I’m sure psychiatric professionals would be able to tell me what makes a conspiracy theorist tick, but I’m not ready for my eyes to glaze over before white noise descends and I discover I’ve wasted a couple of hours of my life I’ll never get back.
Of course, there’s another wonderful type of denial – the one that saw the majority of Brits through the worst of the Blitz. I’d like to be like that in the face of this virus, but social distancing rules prohibit us from gathering beneath the city in the underground system and singing songs of better times as bombs rain down on the city above us. I recall hearing an old BBC recording of an interview conducted with a London householder during the Blitz. The interviewer, in precise BBC English, politely asked a woman, who stood in front of the ruins of her house, what she felt about the Germans now that she had lost everything. Her reply, in strident Cockney tones, was, “I jes wanna know; where’s me bleedin’ postman?”
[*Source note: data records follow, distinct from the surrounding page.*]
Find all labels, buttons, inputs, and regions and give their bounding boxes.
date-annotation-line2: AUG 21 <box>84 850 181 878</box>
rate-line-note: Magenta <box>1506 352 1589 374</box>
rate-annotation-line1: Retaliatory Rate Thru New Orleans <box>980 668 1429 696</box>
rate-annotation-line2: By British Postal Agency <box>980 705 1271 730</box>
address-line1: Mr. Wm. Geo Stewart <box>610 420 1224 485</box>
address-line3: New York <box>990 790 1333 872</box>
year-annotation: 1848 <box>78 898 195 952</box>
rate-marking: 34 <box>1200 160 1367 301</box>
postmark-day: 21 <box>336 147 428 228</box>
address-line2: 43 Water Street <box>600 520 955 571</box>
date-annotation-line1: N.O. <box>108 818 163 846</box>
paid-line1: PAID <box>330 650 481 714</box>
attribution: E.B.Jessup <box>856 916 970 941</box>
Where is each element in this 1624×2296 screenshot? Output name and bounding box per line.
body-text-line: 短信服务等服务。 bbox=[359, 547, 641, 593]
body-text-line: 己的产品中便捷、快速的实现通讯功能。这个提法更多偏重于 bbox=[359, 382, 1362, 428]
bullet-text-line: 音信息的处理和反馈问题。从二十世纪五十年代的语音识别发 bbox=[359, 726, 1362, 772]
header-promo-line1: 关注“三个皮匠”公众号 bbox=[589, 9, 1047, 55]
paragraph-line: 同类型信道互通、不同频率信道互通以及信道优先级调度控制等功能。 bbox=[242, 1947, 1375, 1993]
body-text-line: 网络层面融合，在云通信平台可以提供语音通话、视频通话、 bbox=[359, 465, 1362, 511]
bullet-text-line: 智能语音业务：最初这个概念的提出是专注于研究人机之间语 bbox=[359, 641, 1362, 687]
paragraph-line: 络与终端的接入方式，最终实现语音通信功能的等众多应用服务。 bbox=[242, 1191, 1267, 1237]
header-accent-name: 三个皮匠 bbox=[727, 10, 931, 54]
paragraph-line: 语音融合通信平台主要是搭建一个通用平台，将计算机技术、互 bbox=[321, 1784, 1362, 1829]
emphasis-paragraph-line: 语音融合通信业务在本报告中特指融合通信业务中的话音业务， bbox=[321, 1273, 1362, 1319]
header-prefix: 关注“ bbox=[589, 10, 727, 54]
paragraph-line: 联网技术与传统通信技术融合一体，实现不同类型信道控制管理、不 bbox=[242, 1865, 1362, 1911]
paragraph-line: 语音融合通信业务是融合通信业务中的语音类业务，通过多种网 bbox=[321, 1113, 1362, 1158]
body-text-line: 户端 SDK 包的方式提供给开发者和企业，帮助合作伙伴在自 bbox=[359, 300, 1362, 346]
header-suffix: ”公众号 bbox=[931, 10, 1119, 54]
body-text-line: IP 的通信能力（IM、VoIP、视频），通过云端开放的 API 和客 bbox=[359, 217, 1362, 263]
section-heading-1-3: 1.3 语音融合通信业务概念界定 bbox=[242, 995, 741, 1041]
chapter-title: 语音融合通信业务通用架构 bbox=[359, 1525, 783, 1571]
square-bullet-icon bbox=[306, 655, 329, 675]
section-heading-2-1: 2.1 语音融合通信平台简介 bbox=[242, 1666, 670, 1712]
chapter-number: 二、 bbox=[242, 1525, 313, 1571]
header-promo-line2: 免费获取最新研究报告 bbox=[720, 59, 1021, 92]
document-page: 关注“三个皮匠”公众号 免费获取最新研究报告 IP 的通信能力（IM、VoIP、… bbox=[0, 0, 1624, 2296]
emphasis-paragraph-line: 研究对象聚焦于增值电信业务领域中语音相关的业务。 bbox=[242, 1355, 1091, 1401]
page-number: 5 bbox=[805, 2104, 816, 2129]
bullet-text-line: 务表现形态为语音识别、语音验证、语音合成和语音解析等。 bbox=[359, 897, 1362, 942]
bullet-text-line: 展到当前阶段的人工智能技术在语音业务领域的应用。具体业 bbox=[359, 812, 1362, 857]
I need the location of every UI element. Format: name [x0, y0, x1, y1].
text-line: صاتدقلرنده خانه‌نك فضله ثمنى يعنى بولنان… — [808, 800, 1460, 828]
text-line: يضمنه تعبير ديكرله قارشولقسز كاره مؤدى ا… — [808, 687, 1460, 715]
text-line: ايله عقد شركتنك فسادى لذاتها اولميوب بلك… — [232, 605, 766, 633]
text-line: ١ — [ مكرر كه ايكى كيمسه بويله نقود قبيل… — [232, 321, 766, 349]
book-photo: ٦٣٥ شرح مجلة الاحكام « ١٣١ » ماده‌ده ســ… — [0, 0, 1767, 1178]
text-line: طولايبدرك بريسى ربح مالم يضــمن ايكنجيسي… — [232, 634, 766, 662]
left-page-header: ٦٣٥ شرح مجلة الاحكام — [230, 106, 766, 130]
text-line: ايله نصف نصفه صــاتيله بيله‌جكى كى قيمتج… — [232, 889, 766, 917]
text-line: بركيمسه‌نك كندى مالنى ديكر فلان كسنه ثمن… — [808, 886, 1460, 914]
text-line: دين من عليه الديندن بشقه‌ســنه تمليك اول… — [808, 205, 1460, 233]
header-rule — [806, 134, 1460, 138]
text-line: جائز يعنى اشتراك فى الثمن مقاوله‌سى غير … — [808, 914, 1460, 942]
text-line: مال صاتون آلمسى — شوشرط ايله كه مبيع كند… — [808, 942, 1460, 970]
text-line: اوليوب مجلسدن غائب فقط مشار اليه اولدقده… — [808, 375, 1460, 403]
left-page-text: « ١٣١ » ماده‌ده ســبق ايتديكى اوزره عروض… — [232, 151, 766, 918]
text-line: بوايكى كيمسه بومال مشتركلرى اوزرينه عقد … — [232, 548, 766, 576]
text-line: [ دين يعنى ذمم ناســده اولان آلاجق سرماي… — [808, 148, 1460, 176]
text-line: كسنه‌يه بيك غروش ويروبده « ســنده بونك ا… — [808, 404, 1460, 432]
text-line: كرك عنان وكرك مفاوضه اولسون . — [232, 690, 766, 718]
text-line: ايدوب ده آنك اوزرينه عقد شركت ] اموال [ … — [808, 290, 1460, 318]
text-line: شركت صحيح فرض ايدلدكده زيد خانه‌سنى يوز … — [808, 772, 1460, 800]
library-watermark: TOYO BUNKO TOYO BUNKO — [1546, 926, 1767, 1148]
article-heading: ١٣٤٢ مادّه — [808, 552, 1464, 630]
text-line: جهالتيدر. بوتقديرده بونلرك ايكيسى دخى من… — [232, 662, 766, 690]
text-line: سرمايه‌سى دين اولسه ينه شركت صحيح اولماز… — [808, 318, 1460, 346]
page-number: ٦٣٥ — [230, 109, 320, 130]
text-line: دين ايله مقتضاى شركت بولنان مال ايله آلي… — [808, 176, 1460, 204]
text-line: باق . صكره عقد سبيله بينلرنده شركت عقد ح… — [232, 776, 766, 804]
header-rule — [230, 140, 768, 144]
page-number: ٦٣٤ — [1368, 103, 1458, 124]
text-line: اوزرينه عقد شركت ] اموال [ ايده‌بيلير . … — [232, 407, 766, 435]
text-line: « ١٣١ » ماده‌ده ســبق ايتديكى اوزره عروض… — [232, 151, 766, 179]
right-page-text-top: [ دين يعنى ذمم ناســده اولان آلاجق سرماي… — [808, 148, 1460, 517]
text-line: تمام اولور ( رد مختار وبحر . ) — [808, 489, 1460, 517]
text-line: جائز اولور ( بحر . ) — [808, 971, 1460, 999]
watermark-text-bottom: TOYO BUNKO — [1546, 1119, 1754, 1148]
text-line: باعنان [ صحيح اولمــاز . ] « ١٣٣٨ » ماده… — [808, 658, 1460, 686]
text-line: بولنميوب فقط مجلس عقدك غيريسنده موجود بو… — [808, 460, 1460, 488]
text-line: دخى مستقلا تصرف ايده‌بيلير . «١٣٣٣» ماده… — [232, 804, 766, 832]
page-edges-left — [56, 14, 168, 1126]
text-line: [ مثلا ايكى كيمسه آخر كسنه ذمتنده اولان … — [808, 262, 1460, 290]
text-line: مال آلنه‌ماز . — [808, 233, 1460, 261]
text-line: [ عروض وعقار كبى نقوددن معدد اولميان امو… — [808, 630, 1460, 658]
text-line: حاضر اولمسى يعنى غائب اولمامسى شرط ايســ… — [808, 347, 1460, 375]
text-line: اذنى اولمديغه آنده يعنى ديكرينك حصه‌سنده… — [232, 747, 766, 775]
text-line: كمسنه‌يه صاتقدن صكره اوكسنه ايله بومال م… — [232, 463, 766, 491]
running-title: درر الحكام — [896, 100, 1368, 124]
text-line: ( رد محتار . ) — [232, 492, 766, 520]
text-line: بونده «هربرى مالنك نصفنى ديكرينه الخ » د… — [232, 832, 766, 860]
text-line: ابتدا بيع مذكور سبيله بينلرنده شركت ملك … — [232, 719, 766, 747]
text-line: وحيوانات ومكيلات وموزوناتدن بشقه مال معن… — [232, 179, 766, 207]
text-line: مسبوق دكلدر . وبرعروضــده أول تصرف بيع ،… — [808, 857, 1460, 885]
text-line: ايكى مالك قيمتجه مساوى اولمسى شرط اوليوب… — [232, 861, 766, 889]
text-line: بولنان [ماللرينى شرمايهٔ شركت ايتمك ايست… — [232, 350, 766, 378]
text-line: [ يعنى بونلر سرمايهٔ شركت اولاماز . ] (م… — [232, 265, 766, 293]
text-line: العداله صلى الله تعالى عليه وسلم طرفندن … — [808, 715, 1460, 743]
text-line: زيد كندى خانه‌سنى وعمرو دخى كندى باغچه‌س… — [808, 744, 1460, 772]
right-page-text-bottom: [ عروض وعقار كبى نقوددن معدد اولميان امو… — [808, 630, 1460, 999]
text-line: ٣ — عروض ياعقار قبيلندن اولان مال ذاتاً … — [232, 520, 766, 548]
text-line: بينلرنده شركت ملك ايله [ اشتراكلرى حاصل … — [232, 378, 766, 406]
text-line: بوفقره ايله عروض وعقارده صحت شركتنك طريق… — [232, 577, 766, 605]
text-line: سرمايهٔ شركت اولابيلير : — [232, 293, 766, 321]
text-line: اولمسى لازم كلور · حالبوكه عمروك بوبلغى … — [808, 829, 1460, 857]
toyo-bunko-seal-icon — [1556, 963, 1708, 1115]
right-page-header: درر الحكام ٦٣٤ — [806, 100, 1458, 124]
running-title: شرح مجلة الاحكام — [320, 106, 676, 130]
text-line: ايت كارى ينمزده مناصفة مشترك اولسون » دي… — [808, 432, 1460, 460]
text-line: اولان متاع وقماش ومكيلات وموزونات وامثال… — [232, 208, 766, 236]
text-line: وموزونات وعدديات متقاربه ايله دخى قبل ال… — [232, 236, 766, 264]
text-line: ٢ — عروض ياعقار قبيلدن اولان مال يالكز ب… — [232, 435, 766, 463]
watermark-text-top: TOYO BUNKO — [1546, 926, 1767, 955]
My husband’s grandfather was a WW1 veteran who’d served as a spotter in balloons over the trenches in France. He was shot down and spent 48 hours in no-man’s-land with a bullet wound to the thigh, and he crawled to safety over two dark nights for fear of being machine gunned during the day. He lived the rest of his life with the effects of Shell Shock, and overcame his tremor by knitting socks for his wife and 11 children. He also served during WW2 as an Air Raid Warden in Cambridge, such was his determination. Following a particularly heavy air raid one night, he arrived home to find that Germans bombs had destroyed his cherry tree. Having survived so much, dear old Cornelius finally lost his temper over a lost cherry tree!
In both of the above stories, the individuals put aside the bigger picture (the horror of being bombed and a death toll that must have touched each of them at that time) and focussed on something else. The bleeding postman and the cherry tree were tangible things in their everyday lives, and it was safe to rage against those things being lost. There was nothing they could do to stop the war or the bombings, so there was no point in going mad over it. I think that’s the sort of denial that gets people through the most horrific times of their lives. Although today is not 1940 and our enemy is now an insidious and invisible one, we can still draw on the spirit of those and many other wonderfully stalwart people who stood defiant in the face of adversity in the 1940s. The Elbit in us can neither deny nor embrace what is happening today, but that doesn’t mean we should continually focus on the very worst that can happen. We need to forget about idiotic conspiracy theories, find our metaphorical cherry trees and keep them safe from harm – if anything is going to get us through this, it might be just the ticket!